Kollarımı anında çekip yüzümü ovuşturdum.Selim Melisi aldattığı için onu öldüresiye dövmek istedim fakat aynısını ben yapmıştım.
Saçmalama lan
Ben bir kere Melisin sevgilisi değilim.
Özgür biriyim lan ben
"Yiğit"diyen Arzuyla düşüncelerimden sıyrılıp uykulu gözlerine baktım.
"Günaydın"
"Sanada"diyerek yataktan kalktığımda Arzu güldü.
"Uyuşturdum mu seni?"
"Sayılır"diyerek yerdeki tişörtümü alıp üzerime geçirdim.
Bütün gece içimi kemiren hissi kovmaya çalışmıştım.Her Arzuya dokunduğumda Melise biraz daha ihanet ettiğimi hissediyordum sanki.
Halbuki Melis benim hiç bir şeyimdi.
Yani..
Sadece aşık olduğum, onun için ölebileceğim pijama güzeli bir kızdı.

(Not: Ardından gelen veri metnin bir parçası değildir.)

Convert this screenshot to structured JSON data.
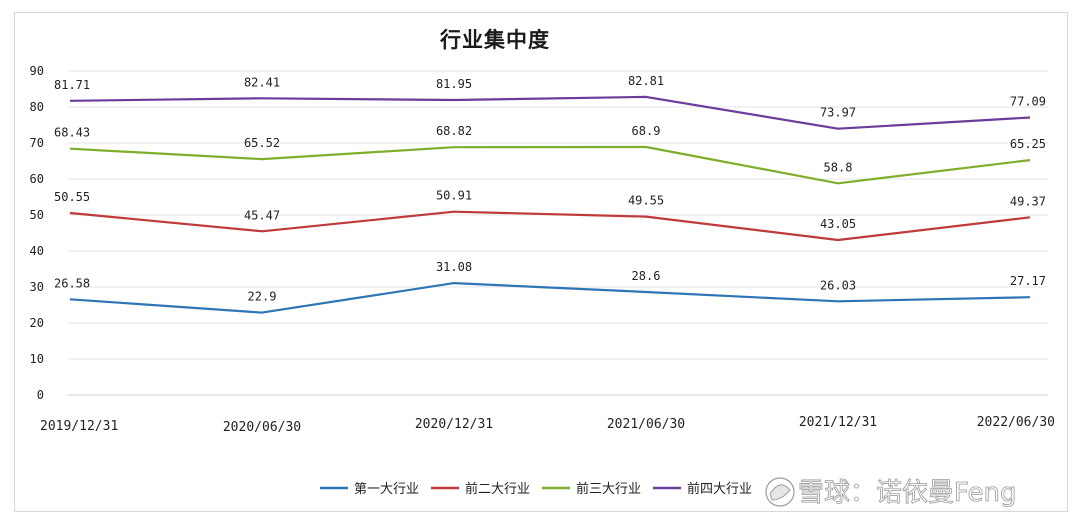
{
  "chart_data": {
    "type": "line",
    "title": "行业集中度",
    "xlabel": "",
    "ylabel": "",
    "ylim": [
      0,
      90
    ],
    "yticks": [
      0,
      10,
      20,
      30,
      40,
      50,
      60,
      70,
      80,
      90
    ],
    "grid": true,
    "legend_position": "bottom",
    "categories": [
      "2019/12/31",
      "2020/06/30",
      "2020/12/31",
      "2021/06/30",
      "2021/12/31",
      "2022/06/30"
    ],
    "series": [
      {
        "name": "第一大行业",
        "color": "#2e75b6",
        "values": [
          26.58,
          22.9,
          31.08,
          28.6,
          26.03,
          27.17
        ],
        "labels": [
          "26.58",
          "22.9",
          "31.08",
          "28.6",
          "26.03",
          "27.17"
        ]
      },
      {
        "name": "前二大行业",
        "color": "#c0393b",
        "values": [
          50.55,
          45.47,
          50.91,
          49.55,
          43.05,
          49.37
        ],
        "labels": [
          "50.55",
          "45.47",
          "50.91",
          "49.55",
          "43.05",
          "49.37"
        ]
      },
      {
        "name": "前三大行业",
        "color": "#7fae2b",
        "values": [
          68.43,
          65.52,
          68.82,
          68.9,
          58.8,
          65.25
        ],
        "labels": [
          "68.43",
          "65.52",
          "68.82",
          "68.9",
          "58.8",
          "65.25"
        ]
      },
      {
        "name": "前四大行业",
        "color": "#6a3d9a",
        "values": [
          81.71,
          82.41,
          81.95,
          82.81,
          73.97,
          77.09
        ],
        "labels": [
          "81.71",
          "82.41",
          "81.95",
          "82.81",
          "73.97",
          "77.09"
        ]
      }
    ]
  },
  "watermark": "雪球：诺依曼Feng",
  "watermark_icon": "snowball-logo-icon"
}
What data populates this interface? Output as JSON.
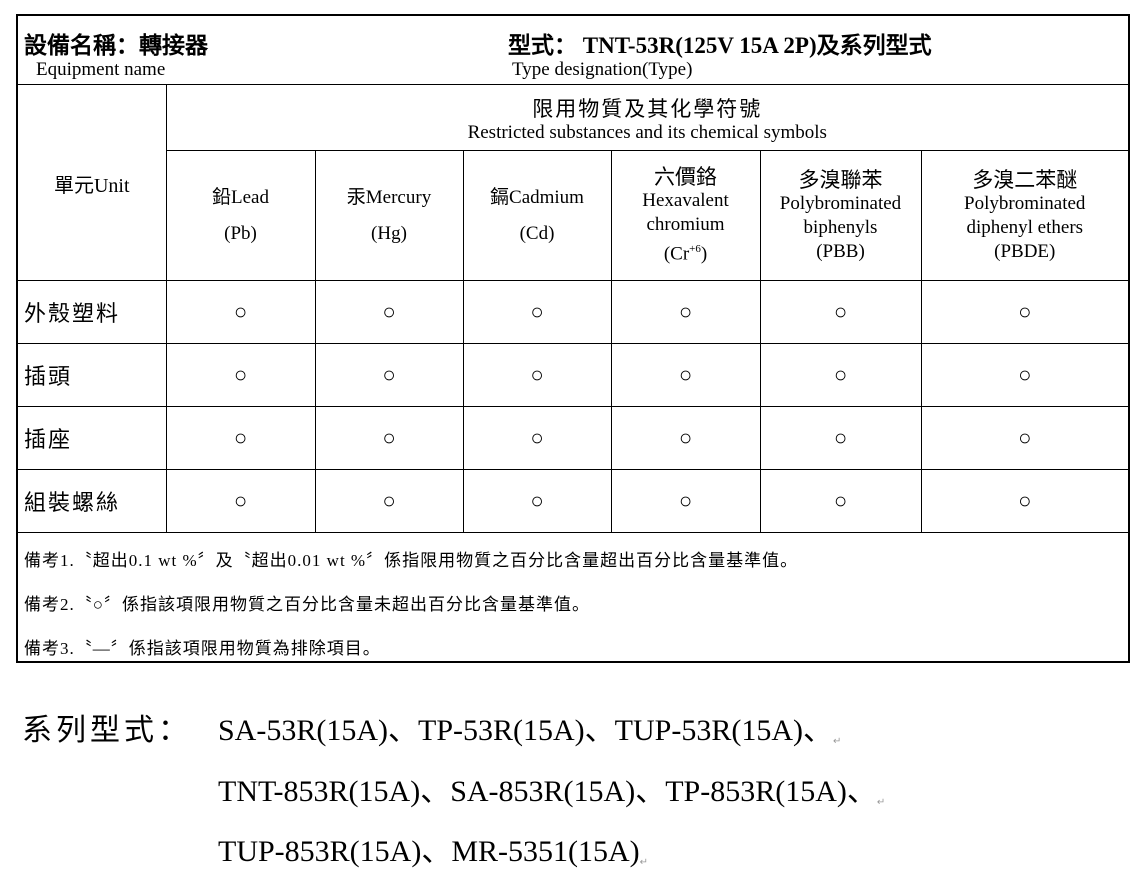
{
  "header": {
    "equipment_label_zh": "設備名稱：轉接器",
    "equipment_label_en": "Equipment name",
    "type_label_zh": "型式： TNT-53R(125V 15A 2P)及系列型式",
    "type_label_en": "Type designation(Type)"
  },
  "table": {
    "unit_header": "單元Unit",
    "substances_header_zh": "限用物質及其化學符號",
    "substances_header_en": "Restricted substances and its chemical symbols",
    "columns": [
      {
        "line1": "鉛Lead",
        "line2": "(Pb)"
      },
      {
        "line1": "汞Mercury",
        "line2": "(Hg)"
      },
      {
        "line1": "鎘Cadmium",
        "line2": "(Cd)"
      },
      {
        "line0": "六價鉻",
        "line1": "Hexavalent",
        "line2": "chromium",
        "line3": "(Cr",
        "sup": "+6",
        "line3_end": ")"
      },
      {
        "line0": "多溴聯苯",
        "line1": "Polybrominated",
        "line2": "biphenyls",
        "line3": "(PBB)"
      },
      {
        "line0": "多溴二苯醚",
        "line1": "Polybrominated",
        "line2": "diphenyl ethers",
        "line3": "(PBDE)"
      }
    ],
    "rows": [
      {
        "unit": "外殼塑料",
        "values": [
          "○",
          "○",
          "○",
          "○",
          "○",
          "○"
        ]
      },
      {
        "unit": "插頭",
        "values": [
          "○",
          "○",
          "○",
          "○",
          "○",
          "○"
        ]
      },
      {
        "unit": "插座",
        "values": [
          "○",
          "○",
          "○",
          "○",
          "○",
          "○"
        ]
      },
      {
        "unit": "組裝螺絲",
        "values": [
          "○",
          "○",
          "○",
          "○",
          "○",
          "○"
        ]
      }
    ],
    "notes": [
      "備考1.〝超出0.1 wt %〞及〝超出0.01 wt %〞係指限用物質之百分比含量超出百分比含量基準值。",
      "備考2.〝○〞係指該項限用物質之百分比含量未超出百分比含量基準值。",
      "備考3.〝—〞係指該項限用物質為排除項目。"
    ]
  },
  "series": {
    "label": "系列型式：",
    "lines": [
      "SA-53R(15A)、TP-53R(15A)、TUP-53R(15A)、",
      "TNT-853R(15A)、SA-853R(15A)、TP-853R(15A)、",
      "TUP-853R(15A)、MR-5351(15A)"
    ]
  }
}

"Siktir"diyerek mırıldandıktan sonra pantolonumuda giyinip çarşafla üzerini kapatan Arzuya baktım.
"Hoşçakal Arzu"
"Yiğit bir saniye"dedikten sonra çarşafla birlikte ayağa kalktı sonra yanıma gelip yanağıma elini koydu.
"Bütün gece Melisin adını sayıkladın"dediğinde derin bir nefes aldım.
"Bak...Selim senin kardeşin biliyorum ama...ne olursa olsun önce kendi mutluluğunu düşün yoksa en çok üzülen ve acı çeken sen olursun"diyerek çok kısa dudaklarımdan öptü ardıdan elini sallayıp banyoya girdi.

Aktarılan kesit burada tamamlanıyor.